3. Caregiving can give you a sense of purpose. 

Caregiving inspires self-confidence. When you take care of someone who can’t care for themself you realize how much you can do. You’ll learn new skills and may even push the limits of what you thought you were capable of doing.

4. You can support your loved one in a setting that's comfortable for them.

There are three reasons why your loved one may be more comfortable with a family caregiver. First, some people do not do well transitioning to new living situations. Allowing them to stay in their own home or a family member’s home can be less stressful, especially for individuals with dementia, because of the familiarity. Second, loved ones tend to be more comfortable with a family member providing hands-on care. And lastly, family members may know a loved one’s likes and dislikes, routines, and preferences, so there is a much smaller learning curve.

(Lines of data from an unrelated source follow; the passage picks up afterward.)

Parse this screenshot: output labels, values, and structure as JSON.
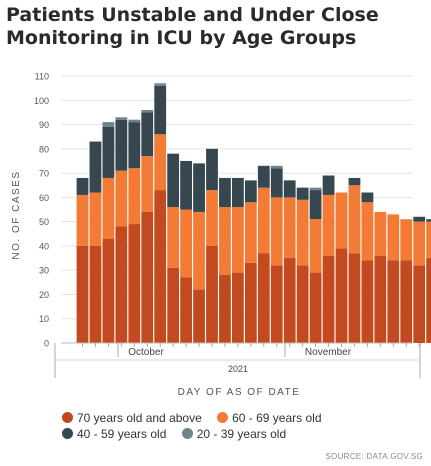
{
  "title": "Patients Unstable and Under Close Monitoring in ICU by Age Groups",
  "source": "SOURCE: DATA.GOV.SG",
  "chart_data": {
    "type": "bar",
    "stacked": true,
    "xlabel": "DAY OF AS OF DATE",
    "ylabel": "NO. OF CASES",
    "ylim": [
      0,
      110
    ],
    "yticks": [
      0,
      10,
      20,
      30,
      40,
      50,
      60,
      70,
      80,
      90,
      100,
      110
    ],
    "grid": "horizontal",
    "legend_position": "bottom",
    "x_tick_labels": [
      "October",
      "November"
    ],
    "year_label": "2021",
    "colors": {
      "70 years old and above": "#c24a1e",
      "60 - 69 years old": "#f47b36",
      "40 - 59 years old": "#364750",
      "20 - 39 years old": "#6f848c"
    },
    "series": [
      {
        "name": "70 years old and above",
        "values": [
          40,
          40,
          43,
          48,
          49,
          54,
          63,
          31,
          27,
          22,
          40,
          28,
          29,
          33,
          37,
          32,
          35,
          32,
          29,
          36,
          39,
          37,
          34,
          36,
          34,
          34,
          32,
          35
        ]
      },
      {
        "name": "60 - 69 years old",
        "values": [
          21,
          22,
          25,
          23,
          23,
          23,
          23,
          25,
          28,
          32,
          23,
          28,
          27,
          25,
          27,
          28,
          25,
          27,
          22,
          25,
          23,
          28,
          24,
          18,
          19,
          17,
          18,
          15
        ]
      },
      {
        "name": "40 - 59 years old",
        "values": [
          7,
          21,
          21,
          21,
          19,
          18,
          20,
          22,
          20,
          20,
          17,
          12,
          12,
          9,
          9,
          12,
          7,
          5,
          12,
          8,
          0,
          3,
          4,
          0,
          0,
          0,
          2,
          1
        ]
      },
      {
        "name": "20 - 39 years old",
        "values": [
          0,
          0,
          2,
          1,
          1,
          1,
          1,
          0,
          0,
          0,
          0,
          0,
          0,
          0,
          0,
          1,
          0,
          0,
          1,
          0,
          0,
          0,
          0,
          0,
          0,
          0,
          0,
          0
        ]
      }
    ]
  }
}
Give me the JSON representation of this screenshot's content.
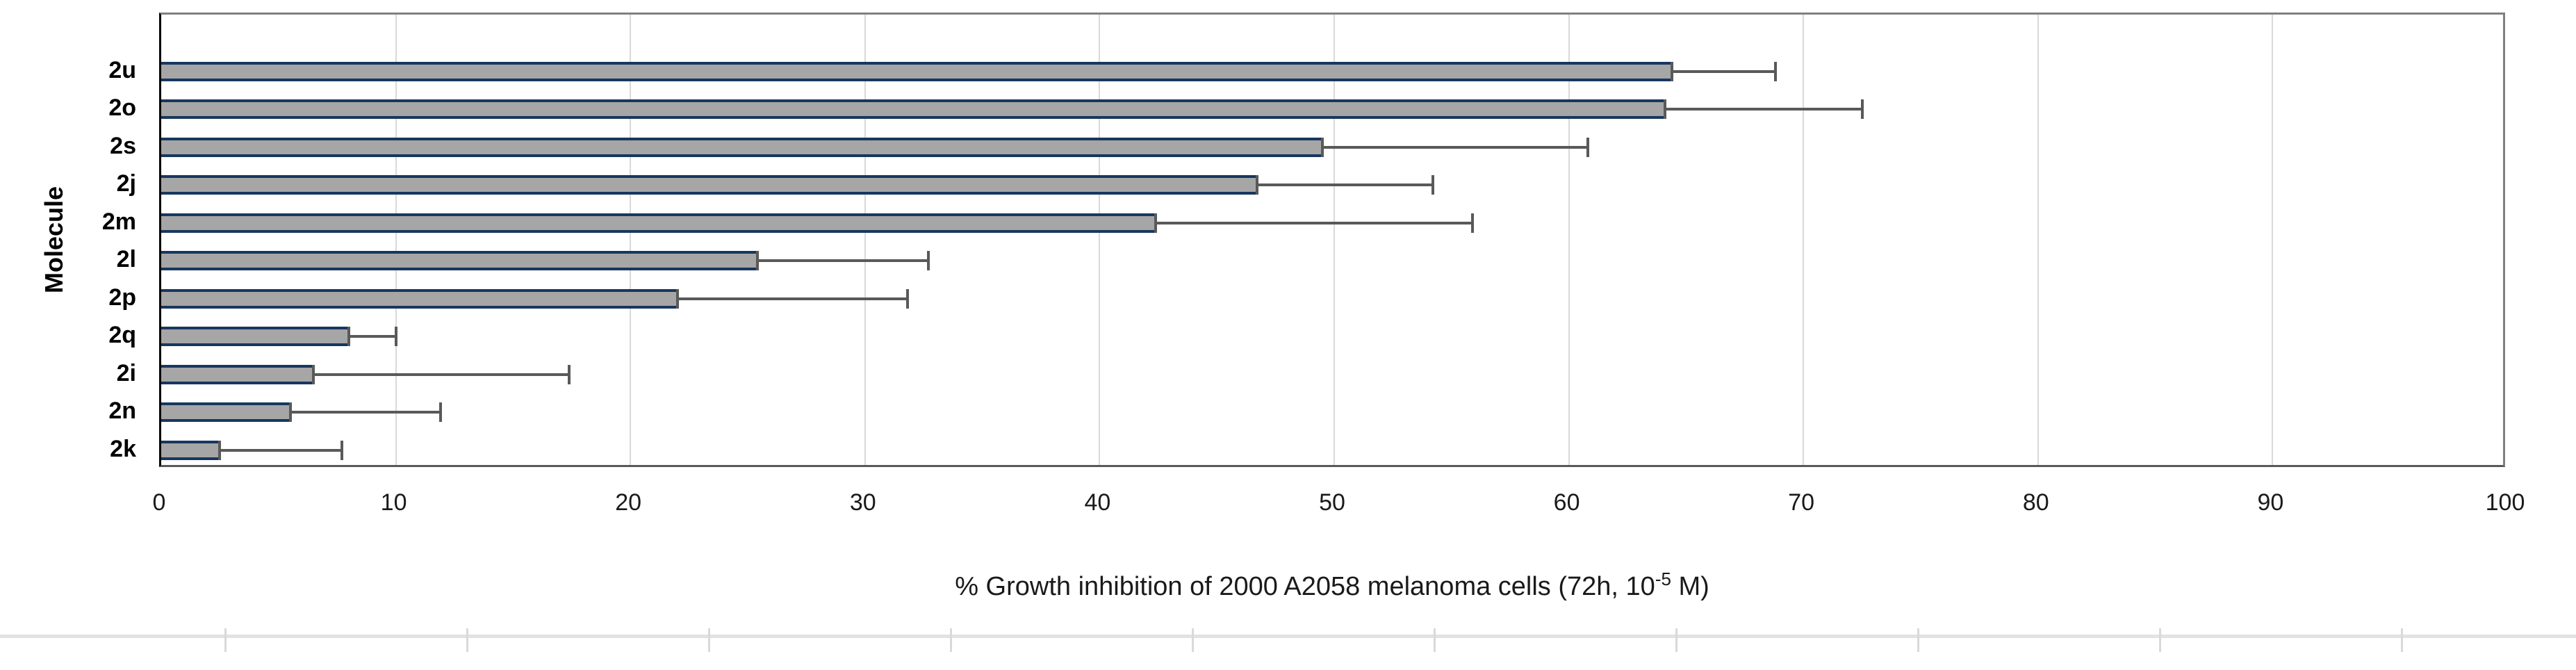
{
  "chart_data": {
    "type": "bar",
    "orientation": "horizontal",
    "title_parts": {
      "prefix": "% Growth inhibition of 2000 A2058 melanoma cells (72h, 10",
      "superscript": "-5",
      "suffix": " M)"
    },
    "ylabel": "Molecule",
    "xlabel_ticks": [
      "0",
      "10",
      "20",
      "30",
      "40",
      "50",
      "60",
      "70",
      "80",
      "90",
      "100"
    ],
    "xlim": [
      0,
      100
    ],
    "grid": true,
    "legend": false,
    "categories": [
      "2u",
      "2o",
      "2s",
      "2j",
      "2m",
      "2l",
      "2p",
      "2q",
      "2i",
      "2n",
      "2k"
    ],
    "values": [
      64.4,
      64.1,
      49.5,
      46.7,
      42.4,
      25.4,
      22.0,
      8.0,
      6.5,
      5.5,
      2.5
    ],
    "error_plus": [
      4.4,
      8.4,
      11.3,
      7.5,
      13.5,
      7.3,
      9.8,
      2.0,
      10.9,
      6.4,
      5.2
    ],
    "empty_top_category_slot": true,
    "colors": {
      "bar_fill": "#a6a6a6",
      "bar_edge": "#17375e",
      "error_bar": "#595959",
      "gridline": "#d9d9d9",
      "plot_border": "#808080",
      "bottom_axis": "#595959",
      "left_axis": "#000000",
      "text": "#1a1a1a",
      "sheet_gridline": "#d9d9d9"
    }
  },
  "layout_note": "Excel-style horizontal bar chart with plus-direction error bars; sliver of worksheet gridlines visible below chart"
}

5. You may gain a different perspective on life. 

Being a caregiver offers a not-so-gentle reminder that life is short, and it’s important to focus on the things that are most meaningful to you. In fact, two out of three respondents to an Alzheimer’s Association survey reported that they felt like being a family caregiver gave them a better perspective on life in general.

6. Being a family caregiver can be good for you physically. 

Because the average family caregiver is on his or her feet most of the day—bending, lifting, walking—there are physical benefits to caregiving. Studies have shown that high-intensity caregivers perform better on tests that measure such things as grip strength, rising from a chair, and walking pace. In addition, a recent study published in the journal Evolution and Human Behavior found that people who occasionally watched and cared for others lived longer than people who didn’t.

7. Caring for someone releases dopamine and makes us feel good.

According to Dr. Waguih William IsHak, a professor of psychiatry at Cedars-Sinai, acts of kindness release dopamine, a chemical messenger in the brain that can give us a feeling of euphoria. This feel-good brain chemical is credited with causing what's known as a "helper's high." In addition to boosting oxytocin and dopamine, acts of kindness can also increase serotonin, a neurotransmitter that helps regulate mood.

Ultimately, family caregiving becomes as much about you as it does about your loved one. It’s a tough job, but it’s nice to know that out of the struggles and challenges can come so many positives.